To Lecture Notes
CSC 433 -- Apr 3, 2017
Review Questions
- What are some useful windows in the SAS 9.4 IDE?
Ans: Enhanced Editor, Results Viewer (HTML output), Output Window (typewriter output),
Log (shows what SAS did and any error messages), Explorer (Excel-like
spreadsheet that shows data libraries and current dataasets), Results Window (table
of contents of SAS output).
- What are some items that you can specify in an options statement?
Ans: Here is an example options statement:
options linesize=70 nodate pageno=1;
- Give four ways to specify the column for reading the next item in an input statement.
Ans: m-n (read columns m to n)
@n (move column pointer to column n)
+n (move column pointer n columns to the right)
@"GET" (move the column pointer past the string
"GET")
- Write a SAS script to verify that Jan 1, 1960 is the SAS zero date.

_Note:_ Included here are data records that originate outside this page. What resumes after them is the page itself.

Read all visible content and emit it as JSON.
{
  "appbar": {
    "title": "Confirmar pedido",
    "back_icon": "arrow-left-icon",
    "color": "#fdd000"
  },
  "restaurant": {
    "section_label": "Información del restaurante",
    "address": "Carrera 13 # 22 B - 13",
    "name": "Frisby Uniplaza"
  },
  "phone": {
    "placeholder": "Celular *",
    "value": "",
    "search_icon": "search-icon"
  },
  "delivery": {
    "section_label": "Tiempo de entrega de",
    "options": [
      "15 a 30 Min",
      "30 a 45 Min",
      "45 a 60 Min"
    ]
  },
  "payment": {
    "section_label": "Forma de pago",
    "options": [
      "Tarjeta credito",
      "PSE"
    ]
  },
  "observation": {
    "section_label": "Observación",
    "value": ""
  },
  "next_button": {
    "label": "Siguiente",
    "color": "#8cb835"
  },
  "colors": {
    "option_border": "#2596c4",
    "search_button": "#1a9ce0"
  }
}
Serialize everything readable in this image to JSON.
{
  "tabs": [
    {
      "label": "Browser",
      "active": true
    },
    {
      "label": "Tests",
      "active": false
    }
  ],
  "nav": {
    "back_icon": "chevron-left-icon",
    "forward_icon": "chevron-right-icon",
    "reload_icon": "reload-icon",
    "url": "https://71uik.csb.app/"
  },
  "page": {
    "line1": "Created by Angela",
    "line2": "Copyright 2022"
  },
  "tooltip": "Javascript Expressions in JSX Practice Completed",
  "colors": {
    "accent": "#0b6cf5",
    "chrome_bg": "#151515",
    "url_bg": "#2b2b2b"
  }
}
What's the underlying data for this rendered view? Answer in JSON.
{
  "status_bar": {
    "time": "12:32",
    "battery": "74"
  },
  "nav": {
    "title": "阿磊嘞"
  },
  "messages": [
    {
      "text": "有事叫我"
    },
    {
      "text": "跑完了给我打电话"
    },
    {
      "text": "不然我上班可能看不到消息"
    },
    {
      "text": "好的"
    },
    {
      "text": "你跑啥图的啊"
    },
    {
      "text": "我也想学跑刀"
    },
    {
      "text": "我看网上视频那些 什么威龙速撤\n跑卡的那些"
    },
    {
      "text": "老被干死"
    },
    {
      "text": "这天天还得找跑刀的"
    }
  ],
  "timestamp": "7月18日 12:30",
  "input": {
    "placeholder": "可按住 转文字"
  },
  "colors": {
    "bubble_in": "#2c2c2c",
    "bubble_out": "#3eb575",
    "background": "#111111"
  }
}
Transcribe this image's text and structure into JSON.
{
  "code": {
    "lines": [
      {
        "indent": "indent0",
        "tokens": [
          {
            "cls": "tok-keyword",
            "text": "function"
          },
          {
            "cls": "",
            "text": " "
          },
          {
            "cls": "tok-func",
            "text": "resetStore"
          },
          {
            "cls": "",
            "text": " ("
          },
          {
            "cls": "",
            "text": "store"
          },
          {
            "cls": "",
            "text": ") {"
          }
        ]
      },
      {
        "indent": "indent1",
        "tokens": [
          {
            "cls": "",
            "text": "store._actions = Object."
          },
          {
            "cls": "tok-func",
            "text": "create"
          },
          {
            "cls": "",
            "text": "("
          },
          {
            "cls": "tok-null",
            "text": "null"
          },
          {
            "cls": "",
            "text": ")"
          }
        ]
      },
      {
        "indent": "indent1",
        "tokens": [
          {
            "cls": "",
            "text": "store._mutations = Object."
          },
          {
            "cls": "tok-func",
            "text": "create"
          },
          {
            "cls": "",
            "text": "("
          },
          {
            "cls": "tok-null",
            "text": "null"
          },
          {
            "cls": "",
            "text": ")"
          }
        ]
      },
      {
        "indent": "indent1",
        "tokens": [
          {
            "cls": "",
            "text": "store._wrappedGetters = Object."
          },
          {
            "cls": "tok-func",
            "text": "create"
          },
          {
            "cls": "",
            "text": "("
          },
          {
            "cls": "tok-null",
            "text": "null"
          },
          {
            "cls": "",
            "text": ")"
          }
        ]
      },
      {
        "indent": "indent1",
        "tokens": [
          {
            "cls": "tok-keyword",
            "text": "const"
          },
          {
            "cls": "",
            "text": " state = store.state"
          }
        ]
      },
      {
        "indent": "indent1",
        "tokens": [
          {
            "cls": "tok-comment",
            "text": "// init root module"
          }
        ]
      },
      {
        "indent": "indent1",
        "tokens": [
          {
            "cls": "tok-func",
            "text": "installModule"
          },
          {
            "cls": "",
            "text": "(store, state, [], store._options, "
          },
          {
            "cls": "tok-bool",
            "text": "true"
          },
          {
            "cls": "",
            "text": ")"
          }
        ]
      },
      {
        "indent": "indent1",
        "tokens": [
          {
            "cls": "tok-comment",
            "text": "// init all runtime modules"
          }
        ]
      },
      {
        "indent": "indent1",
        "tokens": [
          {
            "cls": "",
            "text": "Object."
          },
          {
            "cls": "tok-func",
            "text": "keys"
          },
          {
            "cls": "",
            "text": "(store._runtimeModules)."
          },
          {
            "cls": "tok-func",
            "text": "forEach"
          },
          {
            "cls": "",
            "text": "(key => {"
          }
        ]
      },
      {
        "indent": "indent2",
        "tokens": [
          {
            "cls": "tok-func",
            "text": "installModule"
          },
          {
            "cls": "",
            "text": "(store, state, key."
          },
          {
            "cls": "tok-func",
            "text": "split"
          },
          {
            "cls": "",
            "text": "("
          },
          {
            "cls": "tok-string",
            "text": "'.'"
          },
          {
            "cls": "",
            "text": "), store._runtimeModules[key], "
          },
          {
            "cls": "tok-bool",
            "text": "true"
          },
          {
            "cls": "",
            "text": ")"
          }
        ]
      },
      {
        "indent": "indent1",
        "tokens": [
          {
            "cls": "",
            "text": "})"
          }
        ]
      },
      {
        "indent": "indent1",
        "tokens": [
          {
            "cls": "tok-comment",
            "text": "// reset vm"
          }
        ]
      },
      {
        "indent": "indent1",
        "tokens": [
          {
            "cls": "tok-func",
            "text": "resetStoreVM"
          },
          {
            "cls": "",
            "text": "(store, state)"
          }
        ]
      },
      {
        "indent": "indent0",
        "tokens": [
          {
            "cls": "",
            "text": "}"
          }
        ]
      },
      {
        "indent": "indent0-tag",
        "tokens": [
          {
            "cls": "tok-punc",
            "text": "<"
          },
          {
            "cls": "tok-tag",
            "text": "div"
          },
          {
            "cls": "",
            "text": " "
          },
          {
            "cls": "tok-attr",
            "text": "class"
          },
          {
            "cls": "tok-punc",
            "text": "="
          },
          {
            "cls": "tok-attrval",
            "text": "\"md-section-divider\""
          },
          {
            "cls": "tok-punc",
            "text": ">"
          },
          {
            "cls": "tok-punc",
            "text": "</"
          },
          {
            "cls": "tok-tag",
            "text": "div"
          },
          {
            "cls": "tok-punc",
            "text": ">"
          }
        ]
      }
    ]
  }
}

- What is the difference between these informats?
$10. :$10.
Write a SAS test script to verify your answer.
Ans: The second informat uses the colon modifier, which stops reading when a space is encountered.
Write a test script to verify the difference between
these two informats. Ans:
data test;
input a $10.;
output;
input a :$10.;
output;
datalines;
abcde fghijklm
abcde fghijklm
;
proc print;
run;
Output:
Obs a
1 abcde fghi
2 abcde
With the colon modifier :$10. stops the input when it
reaches a space.
- What is the output?
data numbers;
input x 3. +2 y 8.3 z 9.2;
datalines;
12345678.901234567890123456789
;
proc print;
Output:
Obs x y z
1 123 678.901 3456789.01
When x is read with the informat 3., three digits are read.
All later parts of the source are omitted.